Paltrow-Martin ‘conscious uncoupling’ has heads spinning


The phrase “conscious uncoupling” – referring to the split announced on Tuesday by Gwyneth Paltrow and Chris Martin after more than 10 years of marriage and two children – has academics and social scientists buzzing.

The announcement from the Oscar-winning actress and Grammy-winning singer came on a blog post titled “Conscious Uncoupling” on her lifestyle website Goop. “We have been working hard for well over a year, some of it together, some of it separated, to see what might have been possible between us,” the post reads, “and we have come to the conclusion that while we love each other very much we will remain separate.”

The phrase is also used by New Age psychotherapist and author Katherine Woodward Thomas of Los Angeles. Thomas’ website offers a five-week online course in “Conscious Uncoupling” that promises to “release the trauma of a break-up, reclaim your power & reinvent your life” for US$297.

Psychiatrist Gail Saltz, an associate professor at The New York Presbyterian Hospital Weill-Cornell School of Medicine in New York City, says the terminology isn’t mainstream yet but it may help a couple cope with breaking up.

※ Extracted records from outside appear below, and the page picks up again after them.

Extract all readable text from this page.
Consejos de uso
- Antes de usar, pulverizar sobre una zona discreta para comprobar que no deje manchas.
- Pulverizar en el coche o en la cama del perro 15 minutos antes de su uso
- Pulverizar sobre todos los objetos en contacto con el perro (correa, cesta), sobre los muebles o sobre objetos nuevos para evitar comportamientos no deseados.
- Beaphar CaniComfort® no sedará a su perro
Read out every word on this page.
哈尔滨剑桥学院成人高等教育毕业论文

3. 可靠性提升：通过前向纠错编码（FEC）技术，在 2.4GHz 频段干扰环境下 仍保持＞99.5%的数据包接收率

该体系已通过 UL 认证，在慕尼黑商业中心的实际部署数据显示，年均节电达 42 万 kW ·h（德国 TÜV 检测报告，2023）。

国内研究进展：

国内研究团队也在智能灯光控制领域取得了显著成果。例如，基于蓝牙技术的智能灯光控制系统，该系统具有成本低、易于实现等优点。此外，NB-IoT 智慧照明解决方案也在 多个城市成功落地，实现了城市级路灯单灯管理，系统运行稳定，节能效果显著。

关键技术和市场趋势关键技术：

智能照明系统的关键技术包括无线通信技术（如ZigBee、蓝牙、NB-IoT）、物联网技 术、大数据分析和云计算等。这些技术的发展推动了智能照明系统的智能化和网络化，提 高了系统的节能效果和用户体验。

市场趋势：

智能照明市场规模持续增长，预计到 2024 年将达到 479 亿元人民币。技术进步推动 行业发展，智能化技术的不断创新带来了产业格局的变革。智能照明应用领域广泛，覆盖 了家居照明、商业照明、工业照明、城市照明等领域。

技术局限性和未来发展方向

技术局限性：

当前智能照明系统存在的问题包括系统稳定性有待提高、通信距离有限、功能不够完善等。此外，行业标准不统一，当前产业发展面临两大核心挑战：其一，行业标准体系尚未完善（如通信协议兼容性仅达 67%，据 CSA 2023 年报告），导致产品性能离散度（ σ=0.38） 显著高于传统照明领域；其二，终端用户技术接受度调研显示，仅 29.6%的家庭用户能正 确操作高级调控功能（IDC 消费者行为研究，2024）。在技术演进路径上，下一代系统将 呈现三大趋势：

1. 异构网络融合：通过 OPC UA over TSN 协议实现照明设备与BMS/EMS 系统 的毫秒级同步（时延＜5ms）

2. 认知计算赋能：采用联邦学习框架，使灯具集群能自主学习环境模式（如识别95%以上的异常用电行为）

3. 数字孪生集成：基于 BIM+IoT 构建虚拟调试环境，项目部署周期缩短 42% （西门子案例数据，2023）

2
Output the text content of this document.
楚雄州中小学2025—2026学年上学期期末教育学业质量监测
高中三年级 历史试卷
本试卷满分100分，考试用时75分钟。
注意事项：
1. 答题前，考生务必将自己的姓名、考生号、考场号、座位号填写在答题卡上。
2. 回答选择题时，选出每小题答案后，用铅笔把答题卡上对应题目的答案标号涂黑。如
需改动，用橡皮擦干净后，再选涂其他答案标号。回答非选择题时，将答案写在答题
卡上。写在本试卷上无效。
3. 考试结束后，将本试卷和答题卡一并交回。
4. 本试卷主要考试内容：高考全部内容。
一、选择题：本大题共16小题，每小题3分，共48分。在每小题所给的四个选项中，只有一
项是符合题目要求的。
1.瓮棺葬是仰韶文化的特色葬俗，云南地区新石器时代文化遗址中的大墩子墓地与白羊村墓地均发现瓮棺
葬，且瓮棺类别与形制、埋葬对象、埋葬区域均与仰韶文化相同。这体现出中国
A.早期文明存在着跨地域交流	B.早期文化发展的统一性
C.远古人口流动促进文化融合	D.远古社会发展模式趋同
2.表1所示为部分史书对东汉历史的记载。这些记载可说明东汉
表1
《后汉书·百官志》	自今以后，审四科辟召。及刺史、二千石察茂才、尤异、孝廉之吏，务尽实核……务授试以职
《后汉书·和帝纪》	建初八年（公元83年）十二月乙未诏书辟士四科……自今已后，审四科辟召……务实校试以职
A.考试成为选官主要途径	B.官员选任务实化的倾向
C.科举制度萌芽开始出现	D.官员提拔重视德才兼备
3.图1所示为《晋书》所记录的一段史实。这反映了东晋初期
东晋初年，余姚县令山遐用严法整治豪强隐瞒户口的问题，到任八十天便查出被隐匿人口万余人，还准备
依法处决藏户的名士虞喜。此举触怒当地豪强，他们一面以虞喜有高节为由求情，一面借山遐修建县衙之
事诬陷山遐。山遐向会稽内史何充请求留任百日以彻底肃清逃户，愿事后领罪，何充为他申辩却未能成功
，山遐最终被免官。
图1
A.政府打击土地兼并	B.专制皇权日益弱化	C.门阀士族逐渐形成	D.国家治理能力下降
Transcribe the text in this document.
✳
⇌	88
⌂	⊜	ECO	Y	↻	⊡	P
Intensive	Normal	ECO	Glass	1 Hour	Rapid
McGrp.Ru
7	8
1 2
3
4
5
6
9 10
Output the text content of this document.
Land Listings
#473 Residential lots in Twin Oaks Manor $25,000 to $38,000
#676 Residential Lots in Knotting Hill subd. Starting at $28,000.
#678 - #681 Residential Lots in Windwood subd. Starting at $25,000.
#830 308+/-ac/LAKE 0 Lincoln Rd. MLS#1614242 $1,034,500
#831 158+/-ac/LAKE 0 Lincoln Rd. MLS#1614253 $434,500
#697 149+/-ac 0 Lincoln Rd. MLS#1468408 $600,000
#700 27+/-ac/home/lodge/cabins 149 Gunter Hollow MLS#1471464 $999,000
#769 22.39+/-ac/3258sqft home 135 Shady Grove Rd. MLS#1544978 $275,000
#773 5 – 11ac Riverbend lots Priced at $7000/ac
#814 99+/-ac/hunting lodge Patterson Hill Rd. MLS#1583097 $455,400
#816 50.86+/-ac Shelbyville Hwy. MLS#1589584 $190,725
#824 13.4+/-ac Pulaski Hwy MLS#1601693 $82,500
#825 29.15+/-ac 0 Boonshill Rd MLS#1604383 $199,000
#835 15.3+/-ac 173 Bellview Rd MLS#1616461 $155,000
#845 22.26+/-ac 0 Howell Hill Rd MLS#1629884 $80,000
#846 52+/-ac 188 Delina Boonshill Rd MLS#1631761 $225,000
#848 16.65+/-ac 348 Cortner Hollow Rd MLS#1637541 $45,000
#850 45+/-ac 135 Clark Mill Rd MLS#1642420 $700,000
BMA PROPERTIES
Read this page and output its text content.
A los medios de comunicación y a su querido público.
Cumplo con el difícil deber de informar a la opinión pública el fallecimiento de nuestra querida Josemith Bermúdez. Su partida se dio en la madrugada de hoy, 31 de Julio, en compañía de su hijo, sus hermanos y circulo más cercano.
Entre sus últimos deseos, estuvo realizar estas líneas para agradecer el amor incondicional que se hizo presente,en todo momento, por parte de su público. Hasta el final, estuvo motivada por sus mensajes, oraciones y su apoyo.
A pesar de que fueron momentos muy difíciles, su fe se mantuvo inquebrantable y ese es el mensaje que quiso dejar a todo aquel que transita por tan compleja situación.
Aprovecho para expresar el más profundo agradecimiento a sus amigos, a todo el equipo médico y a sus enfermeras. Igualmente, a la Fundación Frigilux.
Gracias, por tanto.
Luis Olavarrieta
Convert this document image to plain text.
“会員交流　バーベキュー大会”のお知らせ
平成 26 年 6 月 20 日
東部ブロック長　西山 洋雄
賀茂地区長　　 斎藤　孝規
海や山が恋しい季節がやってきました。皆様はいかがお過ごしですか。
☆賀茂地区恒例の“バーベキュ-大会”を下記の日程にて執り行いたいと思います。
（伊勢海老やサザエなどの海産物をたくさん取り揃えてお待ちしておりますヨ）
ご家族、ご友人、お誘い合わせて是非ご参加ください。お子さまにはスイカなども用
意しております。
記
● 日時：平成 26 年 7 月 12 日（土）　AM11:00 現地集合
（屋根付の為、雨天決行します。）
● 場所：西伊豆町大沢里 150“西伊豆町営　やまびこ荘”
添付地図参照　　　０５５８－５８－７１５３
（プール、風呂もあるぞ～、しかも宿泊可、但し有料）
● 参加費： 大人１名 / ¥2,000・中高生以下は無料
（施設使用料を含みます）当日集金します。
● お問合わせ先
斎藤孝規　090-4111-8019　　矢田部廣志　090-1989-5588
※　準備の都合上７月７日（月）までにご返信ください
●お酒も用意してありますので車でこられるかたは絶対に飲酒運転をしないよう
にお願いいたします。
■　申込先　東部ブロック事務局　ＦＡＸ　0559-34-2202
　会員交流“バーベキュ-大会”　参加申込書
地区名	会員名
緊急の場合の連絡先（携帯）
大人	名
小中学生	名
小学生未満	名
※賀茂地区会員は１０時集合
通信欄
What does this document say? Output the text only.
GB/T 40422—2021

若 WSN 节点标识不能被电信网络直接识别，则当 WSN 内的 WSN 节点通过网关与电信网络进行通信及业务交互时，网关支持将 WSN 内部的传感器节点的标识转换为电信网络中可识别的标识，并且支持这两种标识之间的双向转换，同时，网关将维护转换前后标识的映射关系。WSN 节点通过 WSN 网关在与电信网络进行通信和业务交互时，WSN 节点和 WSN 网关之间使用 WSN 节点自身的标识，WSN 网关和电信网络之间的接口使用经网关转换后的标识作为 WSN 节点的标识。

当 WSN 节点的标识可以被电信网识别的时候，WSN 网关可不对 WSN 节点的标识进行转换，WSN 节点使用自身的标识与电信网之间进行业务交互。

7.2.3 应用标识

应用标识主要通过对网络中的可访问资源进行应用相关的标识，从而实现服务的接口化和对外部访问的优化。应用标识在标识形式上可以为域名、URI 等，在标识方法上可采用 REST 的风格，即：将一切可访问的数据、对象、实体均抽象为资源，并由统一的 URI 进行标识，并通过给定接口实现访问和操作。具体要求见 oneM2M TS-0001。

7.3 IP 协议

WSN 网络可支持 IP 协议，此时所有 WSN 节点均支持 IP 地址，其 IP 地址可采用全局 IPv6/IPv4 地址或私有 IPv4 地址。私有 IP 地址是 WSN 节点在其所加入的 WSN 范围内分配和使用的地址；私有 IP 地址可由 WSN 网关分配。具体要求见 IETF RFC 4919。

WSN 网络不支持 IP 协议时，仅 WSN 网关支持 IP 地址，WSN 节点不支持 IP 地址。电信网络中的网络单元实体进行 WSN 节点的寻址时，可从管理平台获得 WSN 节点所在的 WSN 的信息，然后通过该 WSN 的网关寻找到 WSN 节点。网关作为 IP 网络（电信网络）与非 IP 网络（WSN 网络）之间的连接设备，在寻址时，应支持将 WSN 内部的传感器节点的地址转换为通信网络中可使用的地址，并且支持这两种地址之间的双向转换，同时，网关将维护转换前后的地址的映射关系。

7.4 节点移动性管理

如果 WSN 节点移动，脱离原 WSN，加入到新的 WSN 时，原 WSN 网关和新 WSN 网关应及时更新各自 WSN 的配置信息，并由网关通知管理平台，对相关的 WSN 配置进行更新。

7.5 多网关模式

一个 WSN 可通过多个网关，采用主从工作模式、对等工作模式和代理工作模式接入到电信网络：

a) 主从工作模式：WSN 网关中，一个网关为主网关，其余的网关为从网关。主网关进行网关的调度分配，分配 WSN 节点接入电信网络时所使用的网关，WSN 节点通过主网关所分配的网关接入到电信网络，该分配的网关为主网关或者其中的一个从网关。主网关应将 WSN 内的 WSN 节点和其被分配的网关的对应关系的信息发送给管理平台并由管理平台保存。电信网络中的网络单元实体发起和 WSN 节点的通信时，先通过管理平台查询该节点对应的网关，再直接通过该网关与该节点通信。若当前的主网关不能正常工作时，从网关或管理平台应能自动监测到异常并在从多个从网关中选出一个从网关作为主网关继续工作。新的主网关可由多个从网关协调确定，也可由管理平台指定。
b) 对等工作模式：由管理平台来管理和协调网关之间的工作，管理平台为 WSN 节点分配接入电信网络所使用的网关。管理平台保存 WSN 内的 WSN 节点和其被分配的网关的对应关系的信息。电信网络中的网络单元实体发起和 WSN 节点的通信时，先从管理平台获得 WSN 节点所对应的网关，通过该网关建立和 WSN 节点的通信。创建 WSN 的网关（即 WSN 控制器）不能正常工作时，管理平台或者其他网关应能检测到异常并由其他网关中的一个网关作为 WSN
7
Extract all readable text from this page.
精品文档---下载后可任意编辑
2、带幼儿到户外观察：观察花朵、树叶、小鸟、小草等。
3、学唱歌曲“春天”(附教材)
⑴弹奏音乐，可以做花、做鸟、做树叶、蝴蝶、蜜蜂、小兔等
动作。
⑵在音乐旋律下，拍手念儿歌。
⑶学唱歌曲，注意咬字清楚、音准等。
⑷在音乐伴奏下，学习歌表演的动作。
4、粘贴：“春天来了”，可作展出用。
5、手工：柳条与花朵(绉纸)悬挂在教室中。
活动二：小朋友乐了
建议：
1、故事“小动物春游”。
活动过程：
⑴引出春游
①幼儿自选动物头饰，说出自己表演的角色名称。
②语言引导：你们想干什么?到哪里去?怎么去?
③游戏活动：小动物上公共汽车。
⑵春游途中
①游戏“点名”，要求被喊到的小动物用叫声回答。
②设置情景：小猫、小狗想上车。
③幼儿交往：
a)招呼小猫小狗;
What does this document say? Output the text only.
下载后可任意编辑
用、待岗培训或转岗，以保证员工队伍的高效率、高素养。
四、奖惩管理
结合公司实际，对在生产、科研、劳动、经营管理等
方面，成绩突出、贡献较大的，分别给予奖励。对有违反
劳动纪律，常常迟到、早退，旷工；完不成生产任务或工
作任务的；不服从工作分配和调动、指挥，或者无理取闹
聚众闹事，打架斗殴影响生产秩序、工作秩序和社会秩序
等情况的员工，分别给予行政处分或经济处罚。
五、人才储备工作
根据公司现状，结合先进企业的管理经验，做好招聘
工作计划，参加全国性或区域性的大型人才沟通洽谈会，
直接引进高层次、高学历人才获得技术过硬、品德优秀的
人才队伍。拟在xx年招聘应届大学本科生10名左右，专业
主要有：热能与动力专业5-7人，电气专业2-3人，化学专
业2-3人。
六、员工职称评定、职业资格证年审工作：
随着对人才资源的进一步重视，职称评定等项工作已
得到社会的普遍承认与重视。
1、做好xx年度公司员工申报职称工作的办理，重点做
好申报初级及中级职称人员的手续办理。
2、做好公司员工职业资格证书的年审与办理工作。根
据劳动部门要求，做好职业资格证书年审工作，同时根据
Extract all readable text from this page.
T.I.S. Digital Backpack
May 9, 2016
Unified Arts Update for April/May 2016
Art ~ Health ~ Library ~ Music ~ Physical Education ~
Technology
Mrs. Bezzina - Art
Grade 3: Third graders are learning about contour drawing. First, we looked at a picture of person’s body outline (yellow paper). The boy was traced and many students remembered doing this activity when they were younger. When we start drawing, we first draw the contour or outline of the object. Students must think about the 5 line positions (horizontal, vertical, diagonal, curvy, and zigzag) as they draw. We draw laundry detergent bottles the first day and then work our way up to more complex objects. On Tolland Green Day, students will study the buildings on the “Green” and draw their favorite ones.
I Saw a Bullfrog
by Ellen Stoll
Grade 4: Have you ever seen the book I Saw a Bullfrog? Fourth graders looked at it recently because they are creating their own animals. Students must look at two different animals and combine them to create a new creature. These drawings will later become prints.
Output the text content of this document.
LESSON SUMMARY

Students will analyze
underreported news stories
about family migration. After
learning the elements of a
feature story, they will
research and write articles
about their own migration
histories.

“It is a nicer way of saying, ‘We’re getting a divorce,’ because it sounds prettier,” she says. “It does provide further explanation for their particular situation – which is ‘we worked on it and came to a mutual decision we’re not staying together’ and it’s in a shorter number of words, which is good for media. It’s semantics but in a nice little package.”

Paltrow’s blog post also noted their commitment to privacy and concern about their children, daughter Apple, 9, and son Moses, 7.

“We have always conducted our relationship privately, and we hope that as we consciously uncouple and coparent, we will be able to continue in the same manner,” the post ends.

Scott Stanley, co-director of the Centre for Marital and Family Studies at the University of Denver, said he’s not familiar with the particulars of “conscious uncoupling” but the phrase is consistent with efforts around the country to overhaul the divorce process – “that if you’re divorcing, to do it more effectively with regard to protecting the children and creating the least amount of psychological damage”.

“The goal is to help them be more effective co-parents,” he says. “It is a pretty broad-based movement to help people be better parents together and not do a lot of damage when their marriage is ending.”

Dr Saltz says her biggest concern is that the catchy phrase is not a model for all.

“‘Uncoupling’ sounds much cleaner than divorce,” she says. “If people like that celebrity and buy into something that really might be pabulum – as in an online course that … will take your chaotic, traumatic, dysfunctional situation and at the end of five weeks, it look like ‘conscious uncoupling’ — I’m sure their business is going to go through the roof. It really concerns me. People who are in trouble should get real help and real help does not take five weeks.”